A friend of mine was sharing with me not too long ago. He was talking about his teen son who wasn’t treating him very well. Then he proceeded to tell me about some of the things he was doing. Feeling a little uncomfortable, I said, “Who else have you told about this?” He said, “Everybody!” To which I said, “Maybe you should treat him with a little more respect. Maybe he’s just mimicking YOU.” Ouch. After I said it, I apologized. But think about it. If we’re disrespecting our kids by telling friends about things they’re embarrassed about, maybe it makes them mad. If they’re always mad, maybe that’s why they’re disrespectful. Jesus said it best in Matthew (and I paraphrase): “Whatever you want done to you, do to them” (Matthew 7:12).
I’m not liking this season of life.
I’m in my 50s. I know, I sound a lot older, don’t I? Seriously though—when I was in college, I thought my life was so difficult. I didn’t have prospects for a steady full-time job. Who would want to marry this messed-up guy? Well, when God provided there, I quickly realized parenting was hard. But in this new phase—it’s just weird. My wife’s parents are both gone. And while my brain feels young, my body is rebelling. Cherish your days. As my grandparents used to say, “Enjoy each day. I remember being your age. They go quickly.” Most importantly though, don’t let a day go by without being Jesus to your family. If you don’t, they could be lost forever.
I think my kids would die without their cell phones.
What have we done? We’ve created a connected generation. According to Common Sense Media, of teens who have smartphones, they’re spending a little less than 4.5 hours on their phones every day.1 That’s 4-plus hours a day that they’re not interacting with people one-on-one, not being active, not really aware of what’s going on. I’ve seen entire families sitting at a table in a restaurant, and they rarely look up. Parents—set some limits. No cell phones at the dinner table. On long trips, force cell phone downtime so you can talk. And don’t allow your kids to take their phones to bed. Because they’re using them. Many kids are sleep-deprived and depressed. Oh, and lead by example. Don’t expect your kids to obey the rules if you don’t.
My kids don’t stand for anything.
That’s a HUGE concern. We all want our kids to be solid believers. But how can we expect them to know everything we know when they’re so young? Well, we can’t. But we can lay the groundwork for it. The first thing is read God’s Word to our kids. And make sure you talk about it. When you see issues on TV or your kids tell you about faith-compromising stories from school, point them to God’s Word to answer those issues.
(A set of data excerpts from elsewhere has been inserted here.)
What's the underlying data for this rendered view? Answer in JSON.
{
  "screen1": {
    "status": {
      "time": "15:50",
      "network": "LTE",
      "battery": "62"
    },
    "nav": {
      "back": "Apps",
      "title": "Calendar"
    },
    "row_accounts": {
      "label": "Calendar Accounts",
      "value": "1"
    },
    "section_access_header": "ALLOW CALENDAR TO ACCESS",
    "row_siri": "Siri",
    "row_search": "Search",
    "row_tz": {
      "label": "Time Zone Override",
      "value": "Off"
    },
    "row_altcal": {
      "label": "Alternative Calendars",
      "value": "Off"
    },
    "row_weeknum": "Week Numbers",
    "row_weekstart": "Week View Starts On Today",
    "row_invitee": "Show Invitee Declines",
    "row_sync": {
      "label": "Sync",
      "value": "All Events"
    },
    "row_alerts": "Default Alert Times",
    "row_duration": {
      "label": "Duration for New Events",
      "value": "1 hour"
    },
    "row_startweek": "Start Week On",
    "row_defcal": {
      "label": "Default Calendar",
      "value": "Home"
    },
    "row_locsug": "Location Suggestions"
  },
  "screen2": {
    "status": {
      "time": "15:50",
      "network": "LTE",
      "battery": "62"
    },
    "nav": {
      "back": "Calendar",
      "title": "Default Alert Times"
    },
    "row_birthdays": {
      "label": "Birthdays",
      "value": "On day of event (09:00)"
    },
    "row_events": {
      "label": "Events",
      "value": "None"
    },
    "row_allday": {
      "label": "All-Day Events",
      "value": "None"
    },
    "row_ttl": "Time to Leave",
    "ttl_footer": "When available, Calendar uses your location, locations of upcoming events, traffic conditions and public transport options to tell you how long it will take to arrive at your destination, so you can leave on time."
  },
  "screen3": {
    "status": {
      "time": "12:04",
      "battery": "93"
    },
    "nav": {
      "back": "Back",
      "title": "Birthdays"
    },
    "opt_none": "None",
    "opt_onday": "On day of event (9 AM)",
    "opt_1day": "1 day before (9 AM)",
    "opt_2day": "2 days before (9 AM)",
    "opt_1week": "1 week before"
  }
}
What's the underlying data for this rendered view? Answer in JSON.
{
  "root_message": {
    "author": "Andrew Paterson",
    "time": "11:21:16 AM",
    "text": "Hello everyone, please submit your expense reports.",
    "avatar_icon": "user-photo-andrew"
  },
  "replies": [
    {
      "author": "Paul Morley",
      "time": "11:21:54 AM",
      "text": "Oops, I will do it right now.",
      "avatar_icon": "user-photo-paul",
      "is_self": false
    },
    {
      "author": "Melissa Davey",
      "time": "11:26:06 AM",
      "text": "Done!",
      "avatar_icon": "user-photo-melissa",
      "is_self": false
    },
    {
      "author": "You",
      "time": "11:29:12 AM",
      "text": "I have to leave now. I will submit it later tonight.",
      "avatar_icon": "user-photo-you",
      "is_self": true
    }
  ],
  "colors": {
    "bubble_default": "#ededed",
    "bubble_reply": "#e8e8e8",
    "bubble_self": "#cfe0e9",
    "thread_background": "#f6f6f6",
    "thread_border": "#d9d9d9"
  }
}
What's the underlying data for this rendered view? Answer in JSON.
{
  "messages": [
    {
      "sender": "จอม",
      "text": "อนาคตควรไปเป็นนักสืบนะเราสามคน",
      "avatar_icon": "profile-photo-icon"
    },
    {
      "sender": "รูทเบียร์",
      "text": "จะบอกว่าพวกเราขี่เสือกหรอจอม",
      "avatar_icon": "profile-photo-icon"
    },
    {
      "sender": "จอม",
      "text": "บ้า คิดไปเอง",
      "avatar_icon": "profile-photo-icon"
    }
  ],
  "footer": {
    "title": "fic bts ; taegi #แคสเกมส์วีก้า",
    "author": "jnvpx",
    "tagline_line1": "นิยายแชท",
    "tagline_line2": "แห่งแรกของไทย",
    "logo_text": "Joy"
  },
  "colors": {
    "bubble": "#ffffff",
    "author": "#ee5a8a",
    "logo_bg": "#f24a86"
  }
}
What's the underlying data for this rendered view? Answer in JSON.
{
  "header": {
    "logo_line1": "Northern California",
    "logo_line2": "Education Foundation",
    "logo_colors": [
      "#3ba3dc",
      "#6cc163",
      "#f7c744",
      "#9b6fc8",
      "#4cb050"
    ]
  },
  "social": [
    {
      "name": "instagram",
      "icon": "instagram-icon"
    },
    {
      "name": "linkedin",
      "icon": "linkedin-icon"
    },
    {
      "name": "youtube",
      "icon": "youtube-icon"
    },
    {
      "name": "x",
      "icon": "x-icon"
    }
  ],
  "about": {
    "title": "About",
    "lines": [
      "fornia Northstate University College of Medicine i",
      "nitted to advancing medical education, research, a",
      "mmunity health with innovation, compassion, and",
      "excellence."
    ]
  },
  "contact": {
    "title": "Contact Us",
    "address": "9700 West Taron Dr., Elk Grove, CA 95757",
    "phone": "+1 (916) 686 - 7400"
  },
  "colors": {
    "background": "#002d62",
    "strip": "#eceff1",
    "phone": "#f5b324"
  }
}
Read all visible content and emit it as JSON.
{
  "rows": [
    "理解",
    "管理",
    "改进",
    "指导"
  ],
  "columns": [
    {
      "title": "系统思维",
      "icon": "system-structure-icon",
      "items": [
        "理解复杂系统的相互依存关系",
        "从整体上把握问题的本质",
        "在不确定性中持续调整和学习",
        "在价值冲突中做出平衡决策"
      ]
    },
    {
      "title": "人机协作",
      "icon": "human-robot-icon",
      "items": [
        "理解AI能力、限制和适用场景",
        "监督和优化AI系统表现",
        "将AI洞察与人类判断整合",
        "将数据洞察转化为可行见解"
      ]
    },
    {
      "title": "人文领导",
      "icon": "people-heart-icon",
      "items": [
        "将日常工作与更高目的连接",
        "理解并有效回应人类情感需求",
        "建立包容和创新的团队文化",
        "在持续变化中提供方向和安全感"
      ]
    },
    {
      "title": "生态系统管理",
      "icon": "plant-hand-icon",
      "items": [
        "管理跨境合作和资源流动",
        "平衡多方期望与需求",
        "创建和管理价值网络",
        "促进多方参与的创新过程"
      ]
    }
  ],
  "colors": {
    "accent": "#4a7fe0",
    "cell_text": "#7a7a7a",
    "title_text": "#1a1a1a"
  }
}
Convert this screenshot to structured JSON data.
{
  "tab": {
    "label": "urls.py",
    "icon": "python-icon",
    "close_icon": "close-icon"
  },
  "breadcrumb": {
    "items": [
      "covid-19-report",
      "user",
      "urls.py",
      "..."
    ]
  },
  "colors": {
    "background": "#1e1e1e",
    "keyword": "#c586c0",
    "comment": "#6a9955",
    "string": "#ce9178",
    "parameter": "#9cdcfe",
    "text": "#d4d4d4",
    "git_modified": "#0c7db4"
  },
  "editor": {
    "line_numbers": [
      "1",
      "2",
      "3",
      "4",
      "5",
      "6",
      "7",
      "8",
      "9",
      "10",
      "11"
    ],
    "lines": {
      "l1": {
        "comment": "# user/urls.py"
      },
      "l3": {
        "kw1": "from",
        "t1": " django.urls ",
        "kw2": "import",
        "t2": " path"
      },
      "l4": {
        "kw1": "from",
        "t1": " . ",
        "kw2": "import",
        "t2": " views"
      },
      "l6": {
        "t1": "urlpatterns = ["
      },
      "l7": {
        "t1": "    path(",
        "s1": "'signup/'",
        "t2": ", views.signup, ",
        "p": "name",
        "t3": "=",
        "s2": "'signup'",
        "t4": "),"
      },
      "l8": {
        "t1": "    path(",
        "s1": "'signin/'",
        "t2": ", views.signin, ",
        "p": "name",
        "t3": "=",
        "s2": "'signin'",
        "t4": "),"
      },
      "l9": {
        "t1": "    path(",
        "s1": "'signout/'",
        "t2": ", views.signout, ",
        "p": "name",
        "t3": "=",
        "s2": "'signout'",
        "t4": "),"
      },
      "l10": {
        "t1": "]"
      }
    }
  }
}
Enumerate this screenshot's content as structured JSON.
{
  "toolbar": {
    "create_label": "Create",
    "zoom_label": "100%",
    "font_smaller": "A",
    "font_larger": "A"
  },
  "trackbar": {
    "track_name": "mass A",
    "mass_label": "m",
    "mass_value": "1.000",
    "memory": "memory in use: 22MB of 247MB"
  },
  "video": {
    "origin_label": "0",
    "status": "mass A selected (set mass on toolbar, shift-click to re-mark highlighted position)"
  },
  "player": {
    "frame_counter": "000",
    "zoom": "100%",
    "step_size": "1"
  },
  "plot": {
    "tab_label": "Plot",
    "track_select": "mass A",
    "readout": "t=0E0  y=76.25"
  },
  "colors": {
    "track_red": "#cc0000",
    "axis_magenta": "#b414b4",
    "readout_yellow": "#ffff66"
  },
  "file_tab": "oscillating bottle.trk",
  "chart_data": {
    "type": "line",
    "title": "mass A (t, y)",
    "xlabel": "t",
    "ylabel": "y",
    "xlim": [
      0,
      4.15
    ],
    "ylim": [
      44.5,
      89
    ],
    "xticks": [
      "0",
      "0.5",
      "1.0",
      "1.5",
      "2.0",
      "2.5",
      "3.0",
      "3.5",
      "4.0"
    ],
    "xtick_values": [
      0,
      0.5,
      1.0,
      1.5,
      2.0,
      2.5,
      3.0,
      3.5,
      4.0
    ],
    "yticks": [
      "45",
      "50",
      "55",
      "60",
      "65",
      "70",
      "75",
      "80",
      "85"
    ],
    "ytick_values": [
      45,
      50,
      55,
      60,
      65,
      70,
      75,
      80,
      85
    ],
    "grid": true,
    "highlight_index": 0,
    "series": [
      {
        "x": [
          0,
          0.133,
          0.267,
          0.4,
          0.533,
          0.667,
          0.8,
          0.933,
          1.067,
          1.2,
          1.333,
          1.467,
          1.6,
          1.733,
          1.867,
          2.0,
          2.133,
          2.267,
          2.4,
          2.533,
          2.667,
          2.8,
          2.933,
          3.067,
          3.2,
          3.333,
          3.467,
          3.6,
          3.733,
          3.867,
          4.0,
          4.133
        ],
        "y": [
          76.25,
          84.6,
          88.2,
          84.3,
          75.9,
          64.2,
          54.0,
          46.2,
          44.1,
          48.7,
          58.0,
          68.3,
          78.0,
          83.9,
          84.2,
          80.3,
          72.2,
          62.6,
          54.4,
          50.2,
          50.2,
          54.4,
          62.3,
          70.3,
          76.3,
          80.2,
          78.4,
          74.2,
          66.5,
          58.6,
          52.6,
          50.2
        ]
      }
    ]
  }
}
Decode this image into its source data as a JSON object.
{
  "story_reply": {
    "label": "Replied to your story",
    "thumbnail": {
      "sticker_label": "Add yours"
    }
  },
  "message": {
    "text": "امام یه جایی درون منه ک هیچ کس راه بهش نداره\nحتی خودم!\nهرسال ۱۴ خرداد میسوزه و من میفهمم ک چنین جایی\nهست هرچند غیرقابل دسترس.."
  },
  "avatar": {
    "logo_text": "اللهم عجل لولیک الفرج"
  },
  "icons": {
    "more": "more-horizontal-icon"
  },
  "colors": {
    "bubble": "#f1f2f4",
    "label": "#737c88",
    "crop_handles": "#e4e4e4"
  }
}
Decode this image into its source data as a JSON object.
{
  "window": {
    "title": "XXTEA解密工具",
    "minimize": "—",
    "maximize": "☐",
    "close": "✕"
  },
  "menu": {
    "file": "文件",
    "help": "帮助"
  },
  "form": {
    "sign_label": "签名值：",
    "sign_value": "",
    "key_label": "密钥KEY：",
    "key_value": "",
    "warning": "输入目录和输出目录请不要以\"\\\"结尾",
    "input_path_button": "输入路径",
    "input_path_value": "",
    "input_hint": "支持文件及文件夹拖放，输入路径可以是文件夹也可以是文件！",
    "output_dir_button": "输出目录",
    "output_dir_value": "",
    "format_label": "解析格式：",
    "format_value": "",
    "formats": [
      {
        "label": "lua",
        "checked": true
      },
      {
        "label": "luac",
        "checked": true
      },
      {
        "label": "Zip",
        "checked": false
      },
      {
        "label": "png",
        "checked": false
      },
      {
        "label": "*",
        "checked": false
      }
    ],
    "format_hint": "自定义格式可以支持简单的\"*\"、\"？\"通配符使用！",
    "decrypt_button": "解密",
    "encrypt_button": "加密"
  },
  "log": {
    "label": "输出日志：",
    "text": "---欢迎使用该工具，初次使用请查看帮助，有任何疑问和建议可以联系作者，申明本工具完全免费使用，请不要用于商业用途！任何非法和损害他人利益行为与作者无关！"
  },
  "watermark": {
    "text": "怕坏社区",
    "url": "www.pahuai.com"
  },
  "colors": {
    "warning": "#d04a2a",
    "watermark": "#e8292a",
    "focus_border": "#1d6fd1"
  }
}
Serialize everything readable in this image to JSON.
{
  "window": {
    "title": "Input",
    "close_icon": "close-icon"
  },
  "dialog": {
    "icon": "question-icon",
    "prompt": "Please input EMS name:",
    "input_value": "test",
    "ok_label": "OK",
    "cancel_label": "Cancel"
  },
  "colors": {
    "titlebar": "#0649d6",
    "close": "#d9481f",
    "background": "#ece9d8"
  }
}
Even more importantly, DON’T PREACH. This is an area where I failed. Don’t dictate—ask questions like: “What does the Bible say about that? Who’s saying it? What’s our response to that?” If they’re answering your questions, they’re more apt to firmly believe it.
How do I teach my kids to be responsible at school?
That’s a GREAT question. Our kids are so different. Some kids come out of the womb responsible. Others need a little training. Others have to have their hands held all through school. Here’s what we did. We held their hand as they entered school. Helped them establish good study habits. Then, we made ourselves available to help, ask questions, and let them kind of find their own way. Then, at parent-teacher conferences, we determined whether or not to give them a longer leash or continue guiding them closely. Most of my kids responded really well to this. It worked for us. My oldest daughter became an honor student and graduated with honors from Clemson University. Yep, I’m a proud dad.
My kids keep coming back—what do I do?
The last thing we would ever want to see is our kids homeless. We’ve allowed our kids to return home for a season to get back on their feet. When is it too long? In my opinion, when our kids act entitled, take advantage of our hospitality, or become lazy and stop looking for work and fail to get adequately employed. The fact that we’ve taken our kids back proves that we love them. Before we do it, make sure there are ground rules. Things like: clean up after yourself; buy your own groceries (or at least help); if you have conflicting values, have firm rules. And, most importantly, have an exit strategy. These can be trying times but can also be a turning point for our kids.